Non solo loro: non sono d’accordo neanche i giudici, che tengono molto al ruolo centrale attribuito loro dal nostro diritto del lavoro in quest’ultimo mezzo secolo: una peculiarità italiana nel panorama europeo, a mio modo di vedere non positiva. Certo non positiva per i lavoratori.
Per i lavoratori non è una protezione?
In molti casi ovviamente sì. Ma non quando il giudice si sostituisce all’imprenditore nella gestione aziendale, o si sostituisce al sindacato nella determinazione del contenuto di un contratto collettivo. L’iper-giuridificazione del rapporto fa male al lavoro. E spesso finisce col premiare i peggiori, da entrambi i lati.
C’è un nesso tra quello che le rimproverano questi suoi colleghi e gli attacchi che le hanno rivolto i Brigatisti?
No. Vedo semmai un nesso tra le minacce che qualche volta mi vengono ancora rivolte da qualche parte e il modo caricaturale in cui vengono rappresentate le mie tesi sui social. Chi le avversa ha bisogno di rappresentarle in modo grottesco per potersi esimere dal riflettere e dal discuterne seriamente.
Che cosa ha provato quando è stato indicato dalle nuove Br come simbolo del capitalismo da abbattere?
Un senso di straniamento: come un salto indietro di un secolo, all’epoca in cui i comunisti accusavano i socialisti di social-fascismo.
Lei chiese loro di non essere considerato un simbolo, ma una persona.
Era un tentativo di difendermi: è molto più facile sparare a un simbolo che a una persona. Chi vuol sparare ha bisogno di convincersi che sta solo abbattendo un simbolo.
Che cosa significa essere riformisti oggi?
«Riformismo» e «riforme» sono diventate delle parole di significato indeterminato: ci sono le riforme che puntano al futuro e quelle che puntano a un ritorno al passato. E anche il «futuro» che si vuol costruire non è necessariamente tutto buono.
Allora mettiamola così: come definirebbe il suo riformismo?
Lo definirei come il puntare a una società nella quale tutte le posizioni e le funzioni siano contendibili e a una repubblica impegnata ad assicurare a ogni persona pari opportunità nella contesa. Oggi in Italia vedo un grave deficit di contendibilità delle funzioni, sia nel pubblico sia nel privato; e si fa pochissimo per il pareggiamento delle opportunità.
Questo riformismo è di destra o di sinistra?
Tradizionalmente si pensa che la contendibilità delle funzioni sia un valore promosso dalla destra, mentre la parità delle opportunità sarebbe un valore della sinistra. Ma, a ben vedere, per fare bene il suo mestiere la sinistra dovrebbe far proprio fino in fondo anche il valore della contendibilità delle funzioni.
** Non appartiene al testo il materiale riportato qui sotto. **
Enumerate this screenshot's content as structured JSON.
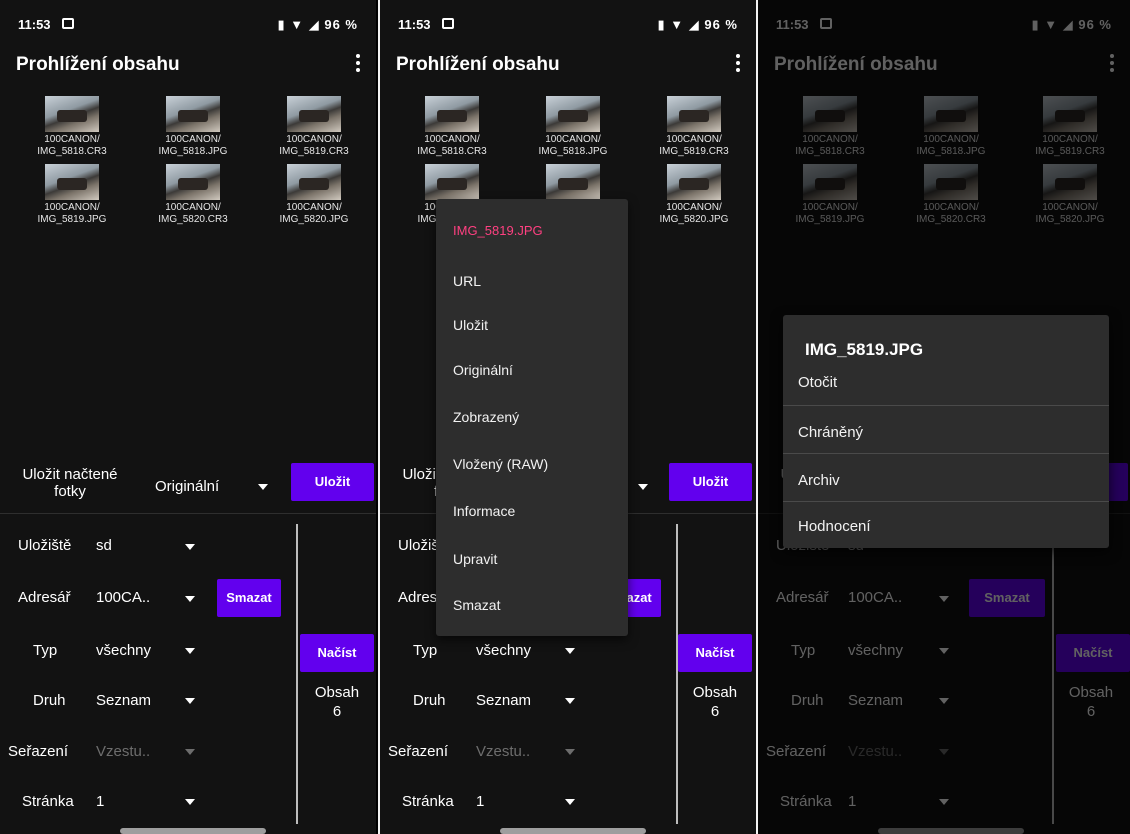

Lei è stato parlamentare, in tempi diversi, per tre legislature. Perché non è mai stato ministro del Lavoro?
Una volta, subito dopo le elezioni del 2008, me lo propose Silvio Berlusconi. Gli risposi che non avrei potuto far parte del suo governo senza fare mie anche le posizioni del suo governo in tutti gli altri campi, a cominciare dalla Giustizia.
E la seconda volta?
Me lo propose Mario Monti nel novembre 2011. Lì fu un alto dirigente del mio partito a dichiarare pubblicamente che se io fossi stato indicato come ministro del Lavoro il governo Monti sarebbe morto prima ancora di nascere.
Le è dispiaciuto?
Questa seconda volta, un po’ sì: avevo già pronto il progetto del «codice semplificato del lavoro», presentato due anni prima con la firma di una sessantina di senatori, e mi sarebbe piaciuto molto poterlo realizzare compiutamente. Però, poi un pezzo consistente di quel progetto si è realizzata lo stesso, in parte con la legge Fornero del 2012, in parte con il Jobs Act.
Mi aiuti a sciogliere un enigma: perché il Pd ha perso un giuslavorista come Pietro Ichino?
Veramente non lo ha perso affatto: sono ancora iscritto al Pd. Diciamo piuttosto che in questo momento c’è un ministro del Lavoro Pd che non condivide molte mie idee; ma in un grande partito le divergenze sono abbastanza normali. Molti altri, poi, in seno allo stesso Pd le mie idee le condividono eccome.